Cameroun: Ces milliards impunément détournés dans les trésoreries générales
L’argent ne parle pas...
On se serait attendu que le rapport de la commission nationale anti-corruption, paru le 10 novembre 2011, comme cela a été le cas pour d’autres administrations épinglées, fasse autant de bruits en ce qui concerne la gestion des trésoreries générales de la République. Malheureusement, cela n’a pas été le cas. A tel point que l’on semble avoir oublié que d’autres poches de détournement de deniers publics fleurissent au nez et à la barbe des pouvoirs publics.
Parmi ces poches, la Conac met en exergue « de graves atteintes à la fortune publique » qui sont perpétrées dans les différentes trésoreries générales de l’Etat. Les montants cumulés font état de milliards Fcfa distraits en un laps de temps. Et les noms des personnes indexées sont écrits en noir et blanc dans le rapport. De la page 135 à la page 143, des centaines de noms sont répertoriés. Pour la seule circonscription financière du Centre, cela fait 131 personnes accusées par la Conac d’avoir distraits plus de 2 milliards Fcfa. Mais, le record des détournements est détenu par la circonscription du Littoral qui engrange au total plus de 3 milliards Fcfa.
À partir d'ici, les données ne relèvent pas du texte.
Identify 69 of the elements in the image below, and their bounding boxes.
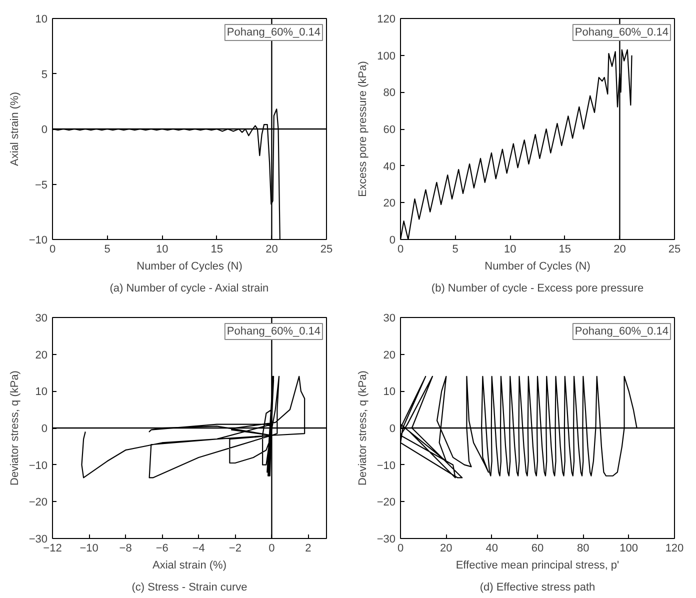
x-tick-label: −6 (156, 542, 168, 554)
y-tick-label: 0 (389, 423, 396, 435)
x-tick-label: 0 (268, 542, 275, 554)
x-tick-label: 0 (397, 244, 404, 256)
y-tick-label: 120 (377, 14, 396, 26)
y-tick-label: 0 (41, 423, 48, 435)
y-tick-label: 40 (383, 160, 396, 173)
y-tick-label: −20 (28, 496, 48, 509)
y-tick-label: 100 (377, 50, 396, 62)
y-tick-label: 20 (383, 349, 396, 362)
x-tick-label: 20 (440, 542, 452, 554)
x-tick-label: 0 (397, 542, 404, 554)
x-tick-label: 10 (156, 244, 168, 256)
y-tick-label: 60 (383, 124, 396, 136)
x-tick-label: 15 (558, 244, 572, 256)
y-tick-label: 10 (35, 14, 48, 26)
x-tick-label: 20 (266, 244, 278, 256)
y-tick-label: 5 (41, 68, 48, 81)
y-tick-label: 10 (383, 386, 396, 398)
y-tick-label: 80 (383, 87, 396, 100)
x-tick-label: 5 (452, 244, 458, 256)
x-tick-label: 2 (305, 542, 312, 554)
y-axis-title: Deviator stress, q (kPa) (8, 370, 21, 486)
x-tick-label: −4 (192, 542, 205, 554)
y-tick-label: −20 (376, 496, 396, 509)
y-tick-label: −30 (28, 534, 48, 546)
y-tick-label: −5 (34, 179, 48, 192)
x-tick-label: 80 (577, 542, 590, 554)
x-tick-label: 60 (531, 542, 544, 554)
y-tick-label: −10 (28, 234, 48, 246)
x-tick-label: 15 (210, 244, 224, 256)
y-axis-title: Excess pore pressure (kPa) (357, 61, 370, 197)
text: (c) Stress - Strain curve (132, 582, 248, 594)
annotation: Pohang_60%_0.14 (574, 326, 669, 338)
y-tick-label: −10 (376, 460, 396, 472)
annotation: Pohang_60%_0.14 (574, 26, 669, 38)
annotation: Pohang_60%_0.14 (226, 326, 321, 338)
y-tick-label: 0 (41, 124, 48, 136)
x-axis-title: Effective mean principal stress, p' (456, 560, 620, 572)
x-tick-label: 25 (320, 244, 333, 256)
x-tick-label: −12 (43, 542, 62, 554)
x-tick-label: 5 (104, 244, 110, 256)
x-tick-label: 0 (49, 244, 56, 256)
y-tick-label: 0 (389, 234, 396, 246)
x-tick-label: 120 (665, 542, 684, 554)
x-axis-title: Axial strain (%) (152, 560, 226, 572)
y-tick-label: −10 (28, 460, 48, 472)
x-tick-label: 40 (486, 542, 498, 554)
y-axis-title: Deviator stress, q (kPa) (356, 370, 369, 486)
x-axis-title: Number of Cycles (N) (136, 260, 242, 272)
text: (d) Effective stress path (480, 582, 596, 594)
x-axis-title: Number of Cycles (N) (484, 260, 590, 272)
y-tick-label: 20 (35, 349, 48, 362)
y-tick-label: 10 (35, 386, 48, 398)
x-tick-label: 25 (668, 244, 681, 256)
x-tick-label: 10 (504, 244, 516, 256)
y-tick-label: 20 (383, 198, 396, 210)
x-tick-label: −8 (119, 542, 132, 554)
y-tick-label: 30 (383, 312, 396, 324)
y-axis-title: Axial strain (%) (8, 92, 21, 166)
y-tick-label: 30 (35, 312, 48, 324)
text: (b) Number of cycle - Excess pore pressure (431, 282, 644, 294)
annotation: Pohang_60%_0.14 (226, 26, 321, 38)
y-tick-label: −30 (376, 534, 396, 546)
x-tick-label: −10 (80, 542, 98, 554)
text: (a) Number of cycle - Axial strain (110, 282, 269, 294)
x-tick-label: 20 (614, 244, 626, 256)
x-tick-label: −2 (228, 542, 242, 554)
x-tick-label: 100 (620, 542, 638, 554)
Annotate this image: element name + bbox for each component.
Les observations générales des missions de la Conac disent que ces pertes sont dues à l’insécurité, au tripatouillage sur le système informatique, au défaut de contrôle, et à l’absence de personnel qualifié. Ainsi donc, on accuse le laxisme des forces de l’ordre chargées de sécuriser les trésoreries générales, l’utilisation des procédures qui seraient en marge de l’orthodoxie financière, et des crimes perpétrés contre la fortune publique par les agents de l’Etat. Au-delà des recommandations faites par la Conac pour trouver des solutions pouvant au moins réduire considérablement ces phénomènes et leurs effets sur les caisses de la trésorerie, le rapport de la Conac interpelle une fois de plus l’administration centrale et les décideurs sur le caractère impuni de certains actes.
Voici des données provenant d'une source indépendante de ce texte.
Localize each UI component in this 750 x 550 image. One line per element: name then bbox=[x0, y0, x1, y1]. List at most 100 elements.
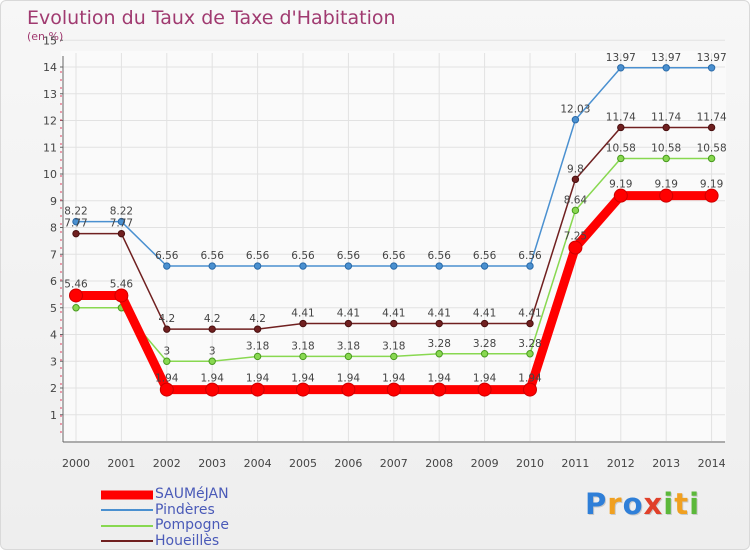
series-1-data-label-2: 6.56 bbox=[155, 250, 179, 262]
y-tick-label-5: 5 bbox=[50, 302, 57, 315]
series-1-point-4 bbox=[253, 262, 262, 270]
y-tick-label-9: 9 bbox=[50, 195, 57, 208]
series-3-point-14 bbox=[707, 123, 716, 132]
x-tick-label-2000: 2000 bbox=[62, 457, 90, 470]
series-1-point-10 bbox=[526, 262, 534, 270]
series-0-point-3 bbox=[205, 382, 220, 397]
y-tick-label-14: 14 bbox=[43, 61, 57, 74]
series-0-point-2 bbox=[159, 382, 174, 397]
series-3-data-label-9: 4.41 bbox=[473, 308, 496, 320]
series-2-data-label-11: 8.64 bbox=[564, 194, 588, 206]
x-tick-label-2009: 2009 bbox=[471, 457, 499, 470]
series-3-point-1 bbox=[117, 229, 126, 238]
y-tick-label-7: 7 bbox=[50, 248, 57, 261]
series-1-point-6 bbox=[344, 262, 353, 270]
series-1-point-1 bbox=[117, 217, 126, 226]
legend-label-3: Houeillès bbox=[155, 532, 220, 549]
series-3-point-6 bbox=[344, 319, 353, 328]
series-0-data-label-7: 1.94 bbox=[382, 373, 406, 385]
series-0-data-label-2: 1.94 bbox=[155, 373, 179, 385]
x-tick-label-2014: 2014 bbox=[698, 457, 726, 470]
series-1-data-label-11: 12.03 bbox=[560, 104, 590, 116]
y-tick-label-10: 10 bbox=[43, 168, 57, 181]
series-0-point-13 bbox=[659, 188, 674, 203]
series-1-data-label-5: 6.56 bbox=[291, 250, 315, 262]
series-1-point-9 bbox=[480, 262, 489, 270]
series-2-data-label-2: 3 bbox=[163, 345, 170, 357]
series-1-data-label-12: 13.97 bbox=[606, 52, 636, 64]
brand-letter-5: t bbox=[674, 487, 690, 521]
series-2-point-3 bbox=[208, 357, 216, 365]
y-tick-label-12: 12 bbox=[43, 115, 57, 128]
series-3-point-0 bbox=[72, 229, 80, 238]
series-3-data-label-7: 4.41 bbox=[382, 308, 405, 320]
series-3-point-7 bbox=[390, 319, 398, 328]
series-1-point-8 bbox=[435, 262, 443, 270]
series-2-data-label-12: 10.58 bbox=[606, 142, 636, 154]
y-tick-label-2: 2 bbox=[50, 382, 57, 395]
x-tick-label-2007: 2007 bbox=[380, 457, 408, 470]
series-0-data-label-3: 1.94 bbox=[201, 373, 225, 385]
series-1-data-label-6: 6.56 bbox=[337, 250, 361, 262]
series-3-point-12 bbox=[617, 123, 625, 132]
x-tick-label-2012: 2012 bbox=[607, 457, 635, 470]
series-3-data-label-2: 4.2 bbox=[158, 313, 175, 325]
series-2-point-13 bbox=[662, 154, 670, 163]
series-3-point-11 bbox=[571, 175, 580, 184]
x-tick-label-2006: 2006 bbox=[334, 457, 362, 470]
series-3-point-10 bbox=[526, 319, 534, 328]
series-0-data-label-1: 5.46 bbox=[110, 278, 134, 290]
series-2-point-14 bbox=[707, 154, 716, 163]
series-1-point-13 bbox=[662, 64, 670, 72]
series-2-point-2 bbox=[163, 357, 171, 365]
series-0-point-10 bbox=[523, 382, 537, 397]
series-3-data-label-11: 9.8 bbox=[567, 163, 584, 175]
series-2-data-label-8: 3.28 bbox=[428, 338, 451, 350]
x-tick-label-2008: 2008 bbox=[425, 457, 453, 470]
series-1-point-7 bbox=[390, 262, 398, 270]
series-0-point-12 bbox=[613, 188, 628, 203]
series-2-point-9 bbox=[480, 350, 489, 358]
series-0-data-label-4: 1.94 bbox=[246, 373, 270, 385]
series-2-point-10 bbox=[526, 350, 534, 358]
series-3-data-label-6: 4.41 bbox=[337, 308, 360, 320]
legend-label-1: Pindères bbox=[155, 501, 215, 518]
series-2-point-12 bbox=[617, 154, 625, 163]
x-tick-label-2005: 2005 bbox=[289, 457, 317, 470]
series-3-point-9 bbox=[480, 319, 489, 328]
series-2-point-5 bbox=[299, 352, 307, 361]
series-0-data-label-0: 5.46 bbox=[64, 278, 88, 290]
series-0-point-0 bbox=[69, 288, 83, 303]
series-0-data-label-13: 9.19 bbox=[655, 179, 678, 191]
brand-letter-3: x bbox=[643, 487, 664, 521]
series-1-point-11 bbox=[571, 115, 580, 124]
x-tick-label-2002: 2002 bbox=[153, 457, 181, 470]
series-0-point-6 bbox=[341, 382, 356, 397]
series-2-data-label-14: 10.58 bbox=[697, 142, 727, 154]
x-tick-label-2010: 2010 bbox=[516, 457, 544, 470]
series-2-point-6 bbox=[344, 352, 353, 361]
series-0-data-label-9: 1.94 bbox=[473, 373, 497, 385]
legend-swatch-1 bbox=[101, 509, 153, 512]
series-3-data-label-13: 11.74 bbox=[651, 111, 681, 123]
series-3-point-5 bbox=[299, 319, 307, 328]
series-0-data-label-6: 1.94 bbox=[337, 373, 361, 385]
legend-label-0: SAUMéJAN bbox=[155, 486, 229, 502]
series-0-data-label-11: 7.25 bbox=[564, 231, 587, 243]
series-0-data-label-12: 9.19 bbox=[609, 179, 632, 191]
y-tick-label-8: 8 bbox=[50, 222, 57, 235]
y-tick-label-6: 6 bbox=[50, 275, 57, 288]
series-3-data-label-3: 4.2 bbox=[204, 313, 221, 325]
series-1-point-5 bbox=[299, 262, 307, 270]
series-3-point-3 bbox=[208, 325, 216, 333]
series-1-data-label-14: 13.97 bbox=[697, 52, 727, 64]
series-3-data-label-1: 7.77 bbox=[110, 218, 133, 230]
series-3-point-13 bbox=[662, 123, 670, 132]
x-tick-label-2003: 2003 bbox=[198, 457, 226, 470]
series-0-data-label-14: 9.19 bbox=[700, 179, 723, 191]
series-3-data-label-12: 11.74 bbox=[606, 111, 636, 123]
series-2-data-label-7: 3.18 bbox=[382, 340, 405, 352]
y-tick-label-11: 11 bbox=[43, 141, 57, 154]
Le rapport qui continue de faire des vagues tout en donnant prétexte à la publication d’autres « affaires », révèle en effet que beaucoup de personnes nommément indexées sont encore en place, et peuvent donc être entendues, voire poursuivies. Dans le cas des malversations constatées dans les trésoreries générales, il est signalé que beaucoup de « ces agents véreux » sont en fuite. D’autres sont décédés. « Mais, il y en a qui ont été affectés à d’autres postes ou sont en attente dans différents services du ministère des Finances », mentionne le rapport qui souhaite que cette liste soit actualisée, afin que « tous les coupables soient rattrapés et répondent de leurs actes de forfaiture ».
Au ministère des Finances et dans différents services concernés, on rit sous cape. Ici, il se dit que c’est encore une bouteille jetée à la mer et qu’il n’existe aucun repère pour savoir où elle aboutira. Les moqueries fusent sur la « Conac et son rapport », certains fonctionnaires rencontrés étant persuadés que « ce sont des conneries ». Le ministère des Finances est volontiers qualifié par la Conac comme l’administration où le phénomène de corruption est le plus ancré. Mauvaise langue ou pas, le moment est enfin venu de se pencher sur les activités des agents de ce département ministériel qui, dans l’imagerie populaire, est en effet « trempé jusqu’au coup dans la corruption ».